Los adultos estamos indignados por el matoneo a nuestros niños en los colegios, pero muchos no se dan cuenta de que hacen lo mismo (matoneo) con quienes les rodean, y eso enseñan a los niños: que fulanito habla como una mujer o fulanita como un hombre; que se viste así o asá; que el caminado tal cosa; que la piel brilla así o el color es asá; que usa indumentarias distintas, algún colgandejo en el pecho, en las orejas, o cualquier cosa que, a juicio de ese adulto irrespetuoso, no se ubique dentro de los parámetros con los que, él mismo, entiende la vida.

Lo que se sale del cuadrito desde el que miran el mundo es, para muchos, motivo de señalamiento o burla: el chiste del boquineto, del cojo, del afeminado, del negro, del borracho o de la mujer despectivamente llamada marimacho. Mientras por un lado esas burlas ‘animan’ las fiestas de muchos, por otro lado generan heridas en algunos corazones y perpetúan la discriminación y el matoneo social que termina destruyendo personas y familias.

Muchos alardean de ser pluralistas, democráticos, tolerantes y caritativos, pero no dimensionan el daño con los comentarios, miradas, chismorreos y aspavientos cuando alguien no encuadra en su particular manera de entender la vida.

Esa burla permanente de la sociedad está haciendo que algunas personas no aguanten la presión social y tomen decisiones nefastas, que después son lamentadas hipócritamente por los burladores o por quienes se ‘escandalizaron’ de algo que de esa persona no les ‘cuadraba’.

El matoneo en los colegios no es otra cosa que el comportamiento aprendido de los mayores: burlarse del que tiene algo diferente o no cumple con los estándares del grupo.
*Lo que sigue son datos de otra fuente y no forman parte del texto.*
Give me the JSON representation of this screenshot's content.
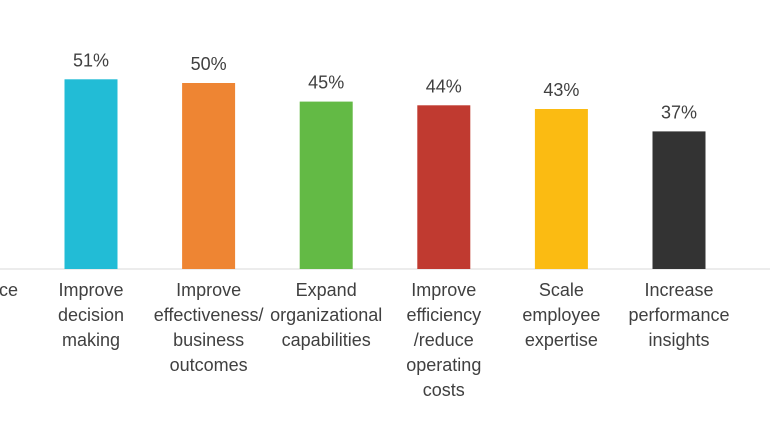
{
  "chart_data": {
    "type": "bar",
    "title": "",
    "xlabel": "",
    "ylabel": "",
    "ylim": [
      0,
      60
    ],
    "grid": false,
    "legend": "none",
    "partial_category_label": "ce",
    "categories": [
      [
        "Improve",
        "decision",
        "making"
      ],
      [
        "Improve",
        "effectiveness/",
        "business",
        "outcomes"
      ],
      [
        "Expand",
        "organizational",
        "capabilities"
      ],
      [
        "Improve",
        "efficiency",
        "/reduce",
        "operating",
        "costs"
      ],
      [
        "Scale",
        "employee",
        "expertise"
      ],
      [
        "Increase",
        "performance",
        "insights"
      ]
    ],
    "values": [
      51,
      50,
      45,
      44,
      43,
      37
    ],
    "data_labels": [
      "51%",
      "50%",
      "45%",
      "44%",
      "43%",
      "37%"
    ],
    "colors": [
      "#22BCD6",
      "#EE8533",
      "#63BA45",
      "#C03A30",
      "#FBBB12",
      "#333333"
    ]
  }
}
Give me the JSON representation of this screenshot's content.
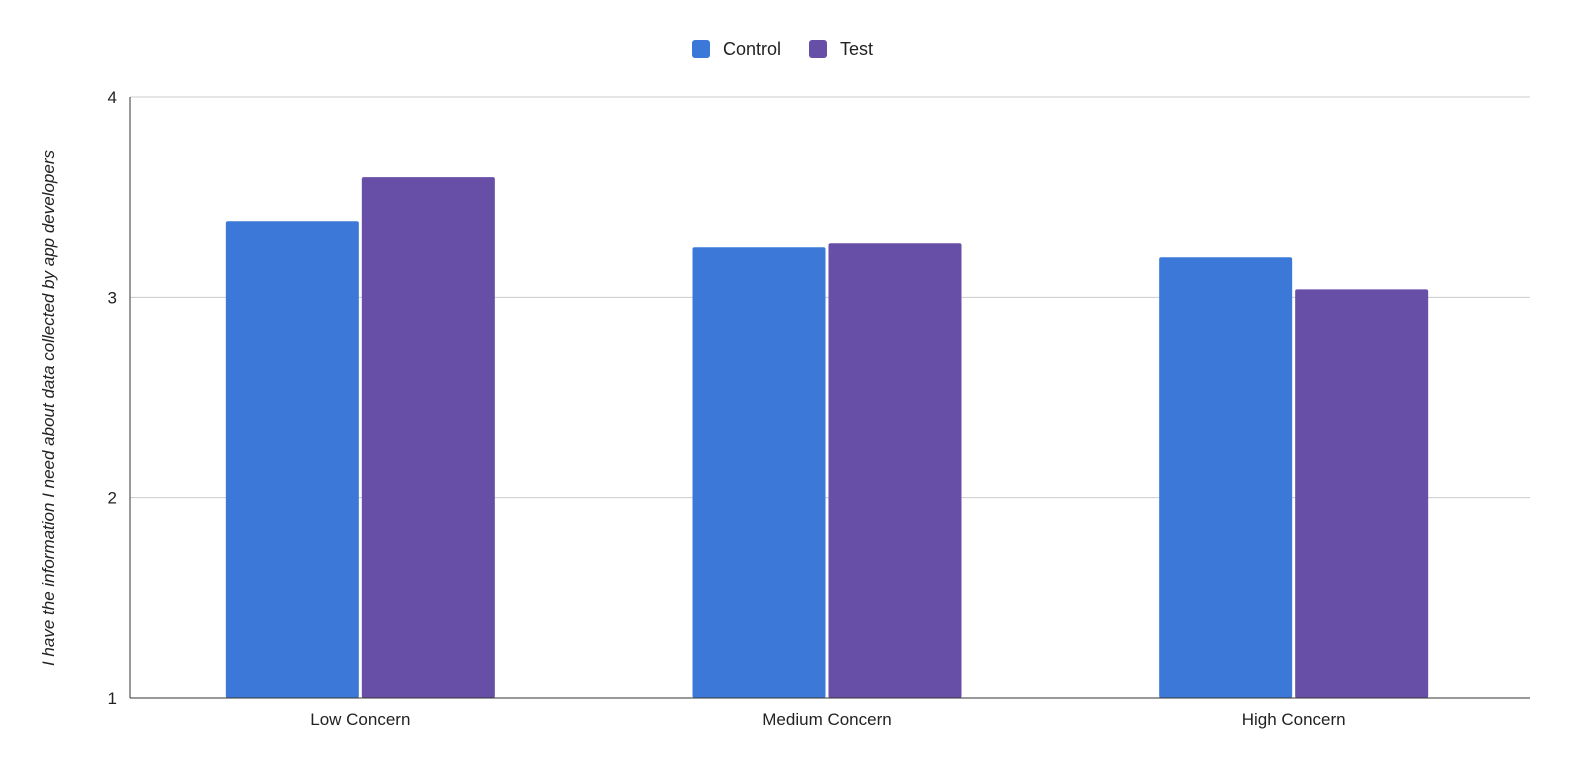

La masa siempre ha pretendido masificar a los individuos para que piensen y se comporten igual, de tal manera que nadie se salga del rebaño uniformado. Y las personas que piensan o actúan o sienten o viven de otra manera son vistos con tal discriminación y burla, que algunos no alcanzan a sobrellevar ese peso despótico y optan por una salida que en su momento consideran única: la muerte. Y la despiadada sociedad, culpable de esa muerte, ni se percata de su participación en ella.